About a quarter of patients with cancer of the Muscular Invasive bladder (MIBC) can be treated and draw an advantage with current standard chemotherapy. To better understand why some tumors are resisting chemotherapy and identifying better ways to treat these cancers, researchers from the Baylor College of Medicine have carried out a detailed molecular analysis of MIBC tumors. The results, published in Cell reports medicineOffer new potential ways to identify patients will benefit from chemotherapy and reveal new possible treatment strategies.
“One of our objectives was to identify the molecular markers of the tumors of patients who would help us to predict which patients were most likely to benefit from chemotherapy and who could not do so,” said the first co-author, Dr. Matthew V. Holt, director of the proteomics laboratory to Lester and Sue Smith Breast Center.
The researchers studied 60 samples of MIBC tumors using a complete multi-image approach which included genomics (sequencing of the tumor genes), the transcriptomic (analyzing which genes are lit or deactivated), proteomics (proteins produced by tumor) and phosphoproteins (proteins with chemical labels that control their activity).
By analyzing by calculating the vast information generated by the multi-ordinary approach, we produced a molecular profile for each tumor sample and hoped to discover models related to resistance to chemotherapy. “”
Dr Yongchao Dou, Co-Prime Author, Deputy Professor at the Baylor Breast Center
“We were enthusiastic about the conclusions,” said Holt. “For example, we have studied protein isoforms, which refer to slightly different forms from the same protein, which can behave differently. We found that some isoforms – Especially proteins like Atad1 and the RAF family – were more frequent in tumors that responded to chemotherapy. These isoforms were not detectable by looking at the genes or the RNA alone, stressing the importance of studying proteins directly. “”
“We have also identified molecular tracks related to resistance,” said Dou. “WNT signaling, involving a protein called GSK3B, was more active in resistant tumors. The Jak / Stat route, especially the Stat3 protein, was also more active in resistant cases. These data reveal these ways as potential therapeutic targets to overcome chemooresistance. »»
The study also analyzed proteins targeted by antibody conjugates (ADC) – A new class of cancer drugs. Proteins such as PD-L1, Tro TOP2 and Nectine-4 were found in different diagrams between the tumor subtypes. This suggests that the combination of ADC with chemotherapy or immunotherapy could be more effective, especially if it is adapted to the tumor’s subtype.
The researchers also compared the molecular profiles of patients who had pre- and post-treatment samples and found changes. Some tumors have changed their subtype after chemotherapy.
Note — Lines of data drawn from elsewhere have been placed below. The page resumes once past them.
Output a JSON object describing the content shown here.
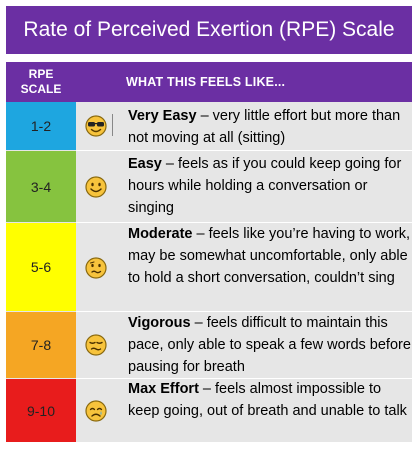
{
  "title": "Rate of Perceived Exertion (RPE) Scale",
  "header": {
    "scale_line1": "RPE",
    "scale_line2": "SCALE",
    "feels_like": "WHAT THIS FEELS LIKE..."
  },
  "colors": {
    "purple": "#6b2fa3",
    "body": "#e6e6e6",
    "very_easy": "#1ea6e0",
    "easy": "#86c33f",
    "moderate": "#ffff00",
    "vigorous": "#f5a623",
    "max_effort": "#e81c1c"
  },
  "rows": [
    {
      "scale": "1-2",
      "level": "Very Easy",
      "text": " – very little effort but more than not moving at all (sitting)",
      "icon": "sunglasses-face-icon"
    },
    {
      "scale": "3-4",
      "level": "Easy",
      "text": " – feels as if you could keep going for hours while holding a conversation or singing",
      "icon": "smiling-face-icon"
    },
    {
      "scale": "5-6",
      "level": "Moderate",
      "text": " – feels like you’re having to work, may be somewhat uncomfortable, only able to hold a short conversation, couldn’t sing",
      "icon": "confused-face-icon"
    },
    {
      "scale": "7-8",
      "level": "Vigorous",
      "text": " – feels difficult to maintain this pace, only able to speak a few words before pausing for breath",
      "icon": "unamused-face-icon"
    },
    {
      "scale": "9-10",
      "level": "Max Effort",
      "text": " – feels almost impossible to keep going, out of breath and unable to talk",
      "icon": "crying-face-icon"
    }
  ]
}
They also found that certain proteins involved in cell recycling and energy consumption were more active after treatment, potentially helping the surviving tumor.
“This study has identified proteins and specific ways related to resistance to treatment, as well as new potential ways to treat resistant tumors,” said Dr. Seth P. Lerner, Urology Professor and Beth and Dave Swalm Chair in urological oncology. He is also the director of the multidisciplinary bladder cancer program in Baylor “This is important because it provides information that can help extend the population that can be treated effectively and improve the overall patients of patients.”
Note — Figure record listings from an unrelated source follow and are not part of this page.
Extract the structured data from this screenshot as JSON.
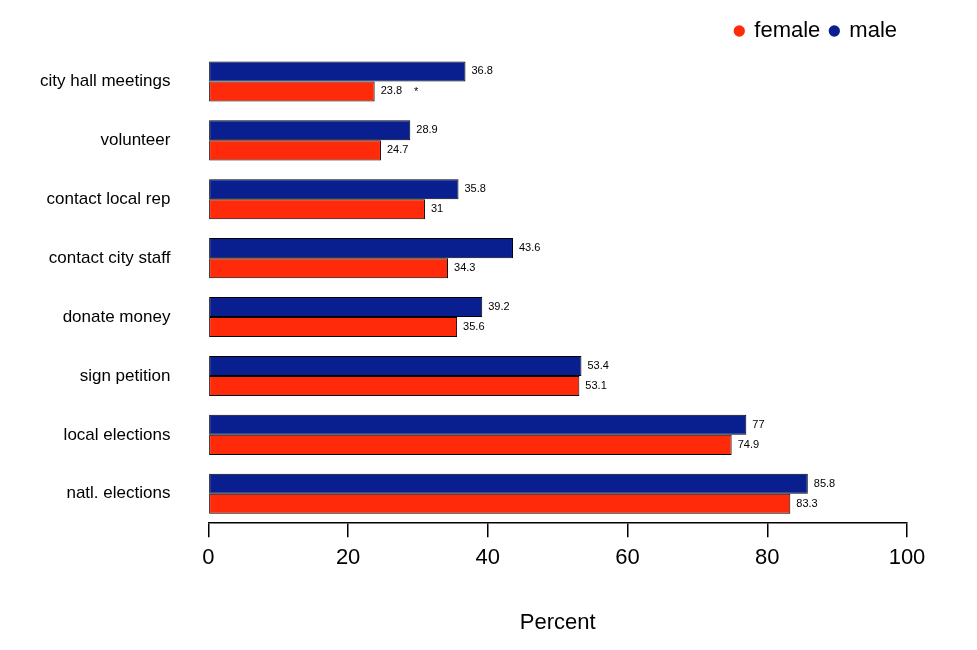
{
  "chart_data": {
    "type": "bar",
    "orientation": "horizontal",
    "x_label": "Percent",
    "categories": [
      "city hall meetings",
      "volunteer",
      "contact local rep",
      "contact city staff",
      "donate money",
      "sign petition",
      "local elections",
      "natl. elections"
    ],
    "series": [
      {
        "name": "male",
        "color": "#0a1f8f",
        "values": [
          36.8,
          28.9,
          35.8,
          43.6,
          39.2,
          53.4,
          77,
          85.8
        ]
      },
      {
        "name": "female",
        "color": "#ff2a0a",
        "values": [
          23.8,
          24.7,
          31,
          34.3,
          35.6,
          53.1,
          74.9,
          83.3
        ]
      }
    ],
    "xlim": [
      0,
      100
    ],
    "xticks": [
      0,
      20,
      40,
      60,
      80,
      100
    ],
    "grid": false,
    "legend": "top-right",
    "data_labels": true,
    "annotations": [
      {
        "text": "*",
        "category": "city hall meetings",
        "series": "female"
      }
    ]
  }
}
Other contributors to this work include Meggie N. Young, Alexander B. Saltzman, Meenakshi Anurag, Jonathan T. Lei, Antrix Jain, Mei Leng, Beom-Jun Kim, Lacey E. Dobrolecki, Stefanie F. Faucher, Sara Savage, Chenwei Wang, Zhiao Shi, Hugo Villanueva, Karoline Kremers, Kyle D. Drinnon, Patricia D. Castro, Michael M. Ittmann, Mehak Mehboob Khatani, Sung Han Kim, Matthew J. Ellis, Bing Zhang et Anna Malovannaya, tous au Baylor College of Medicine.
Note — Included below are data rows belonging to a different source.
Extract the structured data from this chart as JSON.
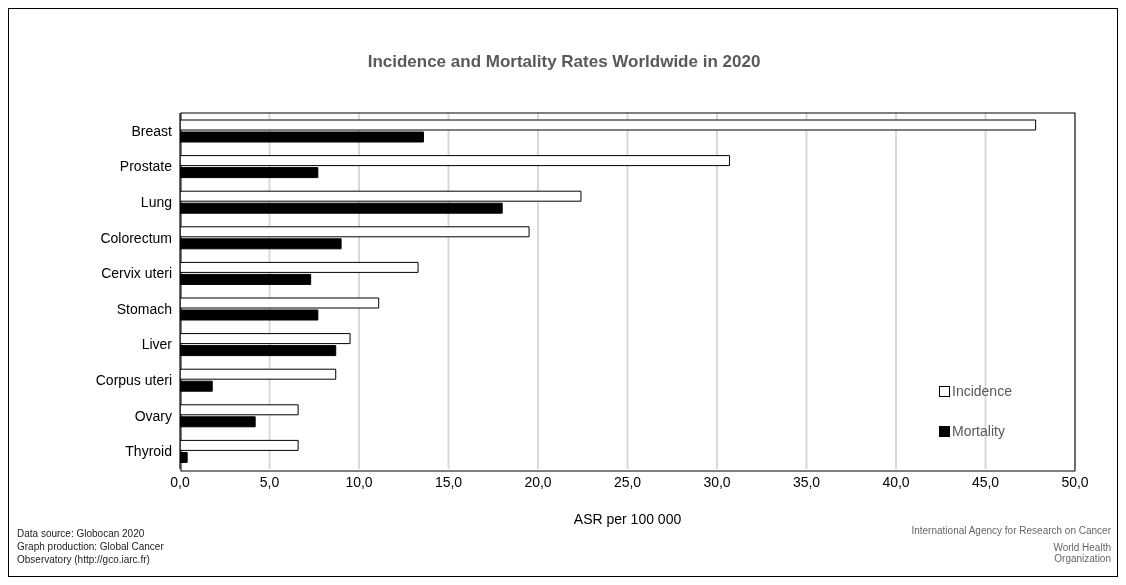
{
  "chart_data": {
    "type": "bar",
    "orientation": "horizontal",
    "title": "Incidence and Mortality Rates Worldwide in 2020",
    "xlabel": "ASR per 100 000",
    "categories": [
      "Breast",
      "Prostate",
      "Lung",
      "Colorectum",
      "Cervix uteri",
      "Stomach",
      "Liver",
      "Corpus uteri",
      "Ovary",
      "Thyroid"
    ],
    "series": [
      {
        "name": "Incidence",
        "color": "#ffffff",
        "values": [
          47.8,
          30.7,
          22.4,
          19.5,
          13.3,
          11.1,
          9.5,
          8.7,
          6.6,
          6.6
        ]
      },
      {
        "name": "Mortality",
        "color": "#000000",
        "values": [
          13.6,
          7.7,
          18.0,
          9.0,
          7.3,
          7.7,
          8.7,
          1.8,
          4.2,
          0.4
        ]
      }
    ],
    "xlim": [
      0,
      50
    ],
    "xticks": [
      {
        "value": 0,
        "label": "0,0"
      },
      {
        "value": 5,
        "label": "5,0"
      },
      {
        "value": 10,
        "label": "10,0"
      },
      {
        "value": 15,
        "label": "15,0"
      },
      {
        "value": 20,
        "label": "20,0"
      },
      {
        "value": 25,
        "label": "25,0"
      },
      {
        "value": 30,
        "label": "30,0"
      },
      {
        "value": 35,
        "label": "35,0"
      },
      {
        "value": 40,
        "label": "40,0"
      },
      {
        "value": 45,
        "label": "45,0"
      },
      {
        "value": 50,
        "label": "50,0"
      }
    ],
    "grid": "x",
    "legend": "bottom right",
    "annotations": [
      "Data source: Globocan 2020",
      "Graph production: Global Cancer Observatory (http://gco.iarc.fr)",
      "International Agency for Research on Cancer",
      "World Health Organization"
    ]
  }
}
This study was supported by the price of innovation in the bladder arranging network, Partnership in Veshed Cancer Research; P30 Cancer Center Support Grant (NCI-CA125123); Dan L. Duncan understanding Cancer Center Award (P30 CA125123), CPrit Core Facility Awards (RP170005, RP210227, RP220646) and the high -end instrumentation price NIH (S10 OD026804). Additional support was provided by the McNair Medical Institute of the Robert and Janice McNair Foundation and U01CA214125.